Workers were unable to keep up with demand for the protective pouches. There were long lines, three-hour waits and, eventually, several locations just ran out.
“We had large traffic jams at the sites, simply because we didn't have a good process,” said Michael Brennan with Manatee County Public Works. “And we were really doing these things by hand.”
So on Tuesday, Manatee County voted to spend $100,000 on five automated sandbag machines made by the Burcham Bagger Co.
The machines are capable of loading, filling and sewing shut 42,000 sandbags per day. Officials say in the 10 days leading up to Hurricane Harvey in Houston, a pair of the machines successfully churned out 250,000 bags to protect an Amazon fulfillment center from flooding.
“It will come right out and produce 10 to 12 a minute,” said Brennan.
Another big consideration? The machines only need five workers to operate them. That would be a total of 25 workers instead of the entire field maintenance unit that Manatee County had working at sandbag sites leading up to Irma.
“And also, it protects your employees from injury, because it's a difficult job,” said Commissioner Charles Smith. “And then we can get more people .. to handle traffic and things like that.”
There was some brief debate about the cost.
Commissioner Priscilla Trace asked whether $100,000 was well-spent "on something that will use basically three or five days a year?”
There was talk of relying on inmate labor, renting the equipment or other innovative approaches that might be less expensive.
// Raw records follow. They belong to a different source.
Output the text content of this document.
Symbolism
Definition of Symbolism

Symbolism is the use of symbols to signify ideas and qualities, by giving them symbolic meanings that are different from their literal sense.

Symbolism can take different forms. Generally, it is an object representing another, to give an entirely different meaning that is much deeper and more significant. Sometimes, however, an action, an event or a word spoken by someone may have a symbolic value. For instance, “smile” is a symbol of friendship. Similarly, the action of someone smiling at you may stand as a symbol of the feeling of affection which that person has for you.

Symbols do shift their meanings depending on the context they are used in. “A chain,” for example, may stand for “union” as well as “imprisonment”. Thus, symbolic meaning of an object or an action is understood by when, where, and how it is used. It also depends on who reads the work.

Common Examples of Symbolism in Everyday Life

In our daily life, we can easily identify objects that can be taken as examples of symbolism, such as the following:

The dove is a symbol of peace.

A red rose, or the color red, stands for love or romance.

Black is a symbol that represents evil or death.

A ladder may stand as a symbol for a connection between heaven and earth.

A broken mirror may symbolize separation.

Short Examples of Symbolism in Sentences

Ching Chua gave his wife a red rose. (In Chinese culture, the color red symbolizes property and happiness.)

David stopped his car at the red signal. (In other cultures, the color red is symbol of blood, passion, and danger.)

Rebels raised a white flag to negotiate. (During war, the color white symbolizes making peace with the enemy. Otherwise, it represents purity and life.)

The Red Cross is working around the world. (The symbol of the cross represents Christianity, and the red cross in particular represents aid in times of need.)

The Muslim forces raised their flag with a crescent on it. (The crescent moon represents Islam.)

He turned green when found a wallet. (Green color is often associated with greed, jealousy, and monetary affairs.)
But ultimately, the board decided to buy the sandbag machines, spare parts and even containers to protect the machines from the elements when they're not in use.
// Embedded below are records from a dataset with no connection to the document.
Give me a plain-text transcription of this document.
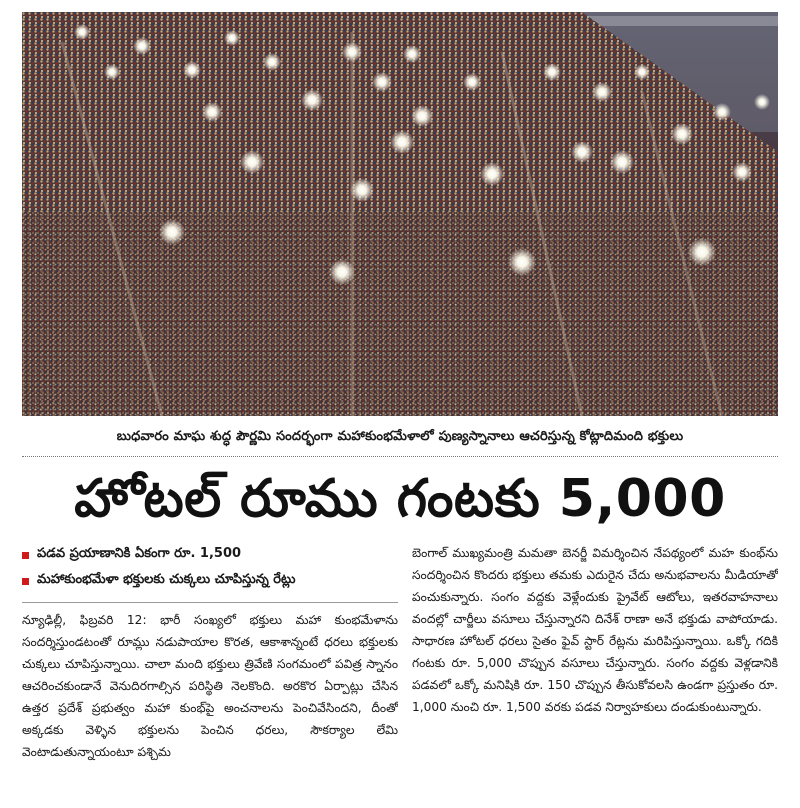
బుధవారం మాఘ శుద్ధ పౌర్ణమి సందర్భంగా మహాకుంభమేళాలో పుణ్యస్నానాలు ఆచరిస్తున్న కోట్లాదిమంది భక్తులు
హోటల్ రూము గంటకు 5,000
పడవ ప్రయాణానికి ఏకంగా రూ. 1,500
మహాకుంభమేళా భక్తులకు చుక్కలు చూపిస్తున్న రేట్లు

న్యూఢిల్లీ, ఫిబ్రవరి 12: భారీ సంఖ్యలో భక్తులు మహా కుంభమేళాను సందర్శిస్తుండటంతో రూమ్లు నడుపాయాల కొరత, ఆకాశాన్నంటే ధరలు భక్తులకు చుక్కలు చూపిస్తున్నాయి. చాలా మంది భక్తులు త్రివేణి సంగమంలో పవిత్ర స్నానం ఆచరించకుండానే వెనుదిరగాల్సిన పరిస్థితి నెలకొంది. అరకొర ఏర్పాట్లు చేసిన ఉత్తర ప్రదేశ్ ప్రభుత్వం మహా కుంభ్‌పై అంచనాలను పెంచివేసిందని, దీంతో అక్కడకు వెళ్ళిన భక్తులను పెంచిన ధరలు, సౌకర్యాల లేమి వెంటాడుతున్నాయంటూ పశ్చిమ

బెంగాల్ ముఖ్యమంత్రి మమతా బెనర్జీ విమర్శించిన నేపథ్యంలో మహ కుంభ్‌ను సందర్శించిన కొందరు భక్తులు తమకు ఎదురైన చేదు అనుభవాలను మీడియాతో పంచుకున్నారు. సంగం వద్దకు వెళ్లేందుకు ప్రైవేట్ ఆటోలు, ఇతరవాహనాలు వందల్లో చార్జీలు వసూలు చేస్తున్నారని దినేశ్ రాణా అనే భక్తుడు వాపోయాడు. సాధారణ హోటల్ ధరలు సైతం ఫైవ్ స్టార్ రేట్లను మరిపిస్తున్నాయి. ఒక్కో గదికి గంటకు రూ. 5,000 చొప్పున వసూలు చేస్తున్నారు. సంగం వద్దకు వెళ్లడానికి పడవలో ఒక్కో మనిషికి రూ. 150 చొప్పున తీసుకోవలసి ఉండగా ప్రస్తుతం రూ. 1,000 నుంచి రూ. 1,500 వరకు పడవ నిర్వాహకులు దండుకుంటున్నారు.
The manufacturer says it's not aware of any other municipalities in the Tampa Bay area yet using the same technology.
Before their meeting even ended, Manatee County commissioners had already heard from the City of Bradenton, saying if and when another storm rolled in, they wouldn't mind borrowing the equipment.
We asked around to see if anyone else is thinking about buying the sandbag machines.
Pasco County says it’s looking into it. Hillsborough says it already similar, but less sophisticated machines at several of its sandbag stations.
Polk County says it has no intention of buying sandbag machines, instead, sticking with work-release inmates and trustees to fill sandbags.